Playwright: Fast and reliable end-to-end testing
Playwright supports all modern rendering engines including Chromium, WebKit, and Firefox. Cross-platform. Test on Windows, Linux, and macOS, locally
Utilize Playwright for test execution
Well-known, open-source automated testing framework
Communicates directly with the browser for efficient testing
Supports multiple languages (Java, Python, C, JavaScript, TypeScript)
Strong community support with 78.9K stars on GitHub
Native support for MCP (Model-Based Continuous Planning) for natural language instructions
Built-in features:
Parallel execution for efficiency
Comprehensive tracing and debugging capabilities
Automated screenshot and video recording
Detailed logging for documenting the testing process and enabling later verification

Conclusion

AI enhances test case generation, but human verification is crucial
Playwright offers efficient, versatile, and feature-rich test execution

Executing Test Cases with AI Agents

Task Executor Agent

AI agent for handling the execution phase
Extracts test parameters from generated tasks
Creates and stores Playwright scripts in the database for future reference
Automatically executes tests

Examples of AI-Driven Testing with Playwright

Front-end and back-end testing
Experiment using Playwright MCP with Amazon Q developer CLI
Three test cases for a simple e-commerce website:
Purchasing a product with shipment information and completing the order process
Logging in and entering the product page without further action
Adding a product to the shopping cart without further action

Post-Execution Verification

Test cases stored in the database
Utilization of features like video recording for later verification
Testers can review recorded videos to ensure alignment with expected behavior

Recap of Complete Test Execution Flow

Three AI agents work together:
Test case generator
Test case executor
Report generator (captures results and recordings)
Modularized approach provides flexibility and scalability

Leveraging Multiple MCPs

Use various MCPs for different testing needs:
MySQL MCP for generating realistic data
Redis MCP for storing recently used test cases
Simplifies testing processes

Key Message: Shift-Left Testing

Integrate automated testing early in the development cycle
Benefits:
Better quality
Improved efficiency
Lower costs
Reduced technical debt

Conclusion

AI-driven automated testing saves time and cost
Testers focus on verification, not test case generation

Top comments (1)

WalkingTree Technologies • Nov 27 '25

Great write-up!

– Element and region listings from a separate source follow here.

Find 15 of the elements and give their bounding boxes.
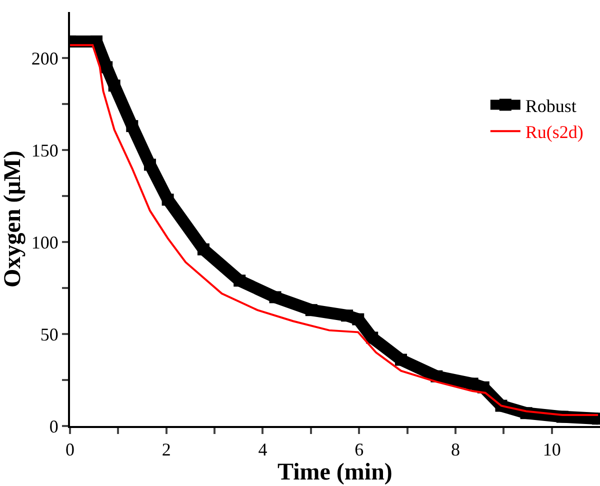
x-tick-label: 6 — [354, 440, 364, 460]
x-tick-label: 2 — [162, 440, 171, 460]
x-tick-label: 8 — [450, 440, 460, 460]
y-tick-label: 50 — [40, 324, 58, 344]
y-axis-title: Oxygen (μM) — [0, 150, 26, 288]
y-tick-label: 0 — [49, 416, 58, 436]
x-tick-label: 10 — [542, 440, 561, 460]
legend-label: Robust — [525, 96, 576, 116]
x-axis-title: Time (min) — [278, 460, 392, 486]
y-tick-label: 100 — [31, 232, 58, 252]
x-tick-label: 4 — [258, 440, 268, 460]
legend-label: Ru(s2d) — [525, 122, 584, 142]
y-tick-label: 200 — [31, 48, 58, 68]
y-tick-label: 150 — [31, 140, 58, 160]
x-tick-label: 0 — [66, 440, 74, 460]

MCP combined with AI agents is one of the most promising patterns we’ve seen recently for automated testing and QA orchestration. Once agents can access tools through a protocol layer like MCP, test flows become much easier to design, execute, and debug - especially when reasoning, tool calls, and logs are all visible in one place.

At WalkingTree Technologies, we’ve been exploring similar patterns for enterprise QA workflows. Have you tried using MCP for multi-agent pipelines (like a test-planner agent → execution agent → reviewer/analysis agent)? It’s showing interesting potential in our experiments.